In this section, we investigated how to deal with missing data and imbalanced data. We performed this investigation using single trees, and used the insights gleaned to guide our approaches in our use of ensembles. The ensembles we used are random forests and gradient boosted trees. Below, we provide a discussion of the results while highlighting the challenges we faced and possible extensions.

## Imbalance
The imbalance in the data was challenging to deal with, and our models had very low precisions, meaning that they had difficulty to identify high income individuals accurately. Many low-income individuals had a tendency to be predicted as high-income because they were male. Using SMOTE did not help much with this, as we saw we only got a marginal increase in the area under the ROC curve after using SMOTE. In fact, the original paper on SMOTE (see [1]) suggests combining SMOTE with an undersampling technique on the majority class to obtain better results, as the synthetic samples only considered the minority class. This is something we could explore, as indeed the precision was poor.

## Missingness
The investigation using single trees was surprising to us. The different methods of dealing with missingness led to very similar test performance. Due to limitations in computational power, we could not use multiple imputation.
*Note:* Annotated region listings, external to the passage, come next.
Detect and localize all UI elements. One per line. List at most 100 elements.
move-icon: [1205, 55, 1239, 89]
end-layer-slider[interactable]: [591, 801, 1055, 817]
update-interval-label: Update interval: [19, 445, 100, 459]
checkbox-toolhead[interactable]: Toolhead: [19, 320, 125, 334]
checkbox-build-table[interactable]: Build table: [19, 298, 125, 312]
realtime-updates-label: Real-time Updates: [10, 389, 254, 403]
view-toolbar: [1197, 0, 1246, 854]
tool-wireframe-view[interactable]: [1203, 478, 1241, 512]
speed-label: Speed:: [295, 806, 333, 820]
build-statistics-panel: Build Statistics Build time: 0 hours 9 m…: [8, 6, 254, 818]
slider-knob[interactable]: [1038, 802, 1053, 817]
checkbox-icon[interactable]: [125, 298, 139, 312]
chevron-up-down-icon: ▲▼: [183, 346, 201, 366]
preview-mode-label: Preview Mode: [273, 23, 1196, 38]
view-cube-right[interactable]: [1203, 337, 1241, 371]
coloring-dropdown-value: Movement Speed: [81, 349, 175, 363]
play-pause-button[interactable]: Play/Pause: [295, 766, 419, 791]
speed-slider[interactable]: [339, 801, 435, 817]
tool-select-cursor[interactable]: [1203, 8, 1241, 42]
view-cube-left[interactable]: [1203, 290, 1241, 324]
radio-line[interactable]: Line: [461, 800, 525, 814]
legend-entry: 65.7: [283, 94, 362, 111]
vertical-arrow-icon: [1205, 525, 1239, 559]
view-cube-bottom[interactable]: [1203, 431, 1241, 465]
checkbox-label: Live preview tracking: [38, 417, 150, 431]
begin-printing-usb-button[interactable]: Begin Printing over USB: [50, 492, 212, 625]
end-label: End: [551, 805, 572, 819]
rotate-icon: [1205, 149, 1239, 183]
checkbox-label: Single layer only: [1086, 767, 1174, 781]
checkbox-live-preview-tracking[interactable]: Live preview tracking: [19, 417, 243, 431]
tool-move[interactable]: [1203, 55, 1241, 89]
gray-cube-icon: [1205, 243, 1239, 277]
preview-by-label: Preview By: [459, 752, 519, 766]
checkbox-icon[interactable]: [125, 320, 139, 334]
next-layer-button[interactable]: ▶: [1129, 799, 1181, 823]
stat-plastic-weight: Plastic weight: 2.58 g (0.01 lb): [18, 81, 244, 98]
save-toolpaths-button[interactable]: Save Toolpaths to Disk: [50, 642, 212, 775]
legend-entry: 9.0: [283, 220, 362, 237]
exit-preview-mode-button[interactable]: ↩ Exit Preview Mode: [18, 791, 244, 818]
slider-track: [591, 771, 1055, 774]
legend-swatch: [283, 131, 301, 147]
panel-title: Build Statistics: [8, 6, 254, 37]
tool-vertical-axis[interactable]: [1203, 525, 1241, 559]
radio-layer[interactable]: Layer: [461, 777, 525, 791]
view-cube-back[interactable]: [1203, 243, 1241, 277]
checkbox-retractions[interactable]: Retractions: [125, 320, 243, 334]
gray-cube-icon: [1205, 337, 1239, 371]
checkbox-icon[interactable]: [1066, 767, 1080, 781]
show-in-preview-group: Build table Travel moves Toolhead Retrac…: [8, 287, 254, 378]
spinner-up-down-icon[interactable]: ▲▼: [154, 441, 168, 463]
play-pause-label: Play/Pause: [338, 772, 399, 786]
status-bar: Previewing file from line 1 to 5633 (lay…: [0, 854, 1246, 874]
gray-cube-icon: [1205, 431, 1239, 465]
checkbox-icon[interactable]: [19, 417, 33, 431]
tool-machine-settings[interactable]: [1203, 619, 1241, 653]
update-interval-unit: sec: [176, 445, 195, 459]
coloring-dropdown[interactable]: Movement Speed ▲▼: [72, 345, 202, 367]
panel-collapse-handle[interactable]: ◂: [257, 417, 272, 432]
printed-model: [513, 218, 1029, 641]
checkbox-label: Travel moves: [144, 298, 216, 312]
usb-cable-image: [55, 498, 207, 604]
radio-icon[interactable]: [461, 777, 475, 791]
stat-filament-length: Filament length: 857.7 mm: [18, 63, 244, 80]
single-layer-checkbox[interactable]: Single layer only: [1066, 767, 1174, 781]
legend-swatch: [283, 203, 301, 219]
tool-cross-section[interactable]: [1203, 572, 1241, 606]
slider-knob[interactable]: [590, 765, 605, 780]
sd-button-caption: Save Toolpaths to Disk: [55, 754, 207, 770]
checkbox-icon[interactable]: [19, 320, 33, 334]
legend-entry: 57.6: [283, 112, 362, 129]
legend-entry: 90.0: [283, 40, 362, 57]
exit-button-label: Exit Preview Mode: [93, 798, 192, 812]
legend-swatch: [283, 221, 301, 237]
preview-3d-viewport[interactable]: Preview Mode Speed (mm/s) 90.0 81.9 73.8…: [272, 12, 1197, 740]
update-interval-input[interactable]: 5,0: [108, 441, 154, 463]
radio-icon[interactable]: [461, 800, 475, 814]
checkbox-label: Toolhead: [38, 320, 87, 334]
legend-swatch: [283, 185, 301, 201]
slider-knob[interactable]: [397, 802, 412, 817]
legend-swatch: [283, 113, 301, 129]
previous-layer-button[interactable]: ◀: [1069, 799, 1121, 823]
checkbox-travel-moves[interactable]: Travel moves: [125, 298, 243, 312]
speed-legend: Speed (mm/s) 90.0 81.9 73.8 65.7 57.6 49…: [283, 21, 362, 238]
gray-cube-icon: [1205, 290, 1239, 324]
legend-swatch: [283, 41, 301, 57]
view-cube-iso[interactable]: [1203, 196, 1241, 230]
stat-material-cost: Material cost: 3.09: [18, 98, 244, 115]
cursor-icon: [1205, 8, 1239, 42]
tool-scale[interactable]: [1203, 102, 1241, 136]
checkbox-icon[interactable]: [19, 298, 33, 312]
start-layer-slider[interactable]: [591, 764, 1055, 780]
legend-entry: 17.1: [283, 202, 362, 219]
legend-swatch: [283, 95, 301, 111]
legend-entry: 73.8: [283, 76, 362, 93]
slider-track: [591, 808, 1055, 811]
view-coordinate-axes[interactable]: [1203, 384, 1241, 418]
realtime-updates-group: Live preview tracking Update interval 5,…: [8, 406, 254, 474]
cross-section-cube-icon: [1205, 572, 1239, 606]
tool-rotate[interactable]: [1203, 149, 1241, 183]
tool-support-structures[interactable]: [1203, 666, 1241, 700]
This is a way the models can be extended.

## Tuning
Tuning the random forest and gradient boosted trees was challenging. There was a large number of parameters, and therefore there was a large space to optimise over. To overcome this challenge, we used randomised grid search with cross-validation. This can be extended by using an exhaustive search instead, and defining a finer grid. It may also be of interest to look at sophisticated methods of optimisation, such as the use of tree-structured Parzen estimators (see [2]), which use a Bayesian method and a cheaper to evaluate loss function to perform optimisation. Such methods have good empirical results in the literature [2], and can be an extension to our project.

## Choice of Test Set
We chose the test set such that it only had complete data. This may have biased our results, though it is difficult to tell. It may be worth to repeat an analysis using a totally random split stratified by sex, without ensuring the test set has complete data. It may be worth to also check other choices of split and average the results to get a more robust view of the performance, especially if the models have to be deployed for downstream tasks. 

## Conclusion
We saw that the area under ROC curves was similar across the different methods, but the random forests were more successful in classifying the females. For this reason, we chose the random forest as our tree-based classifier for this problem.

# References

[1] Chawla, Nitesh V., et al. "SMOTE: synthetic minority over-sampling technique." Journal of artificial intelligence research 16 (2002): 321-357.

[2] Ozaki, Yoshihiko, et al. "Multiobjective tree-structured parzen estimator for computationally expensive optimization problems." Proceedings of the 2020 genetic and evolutionary computation conference. 2020.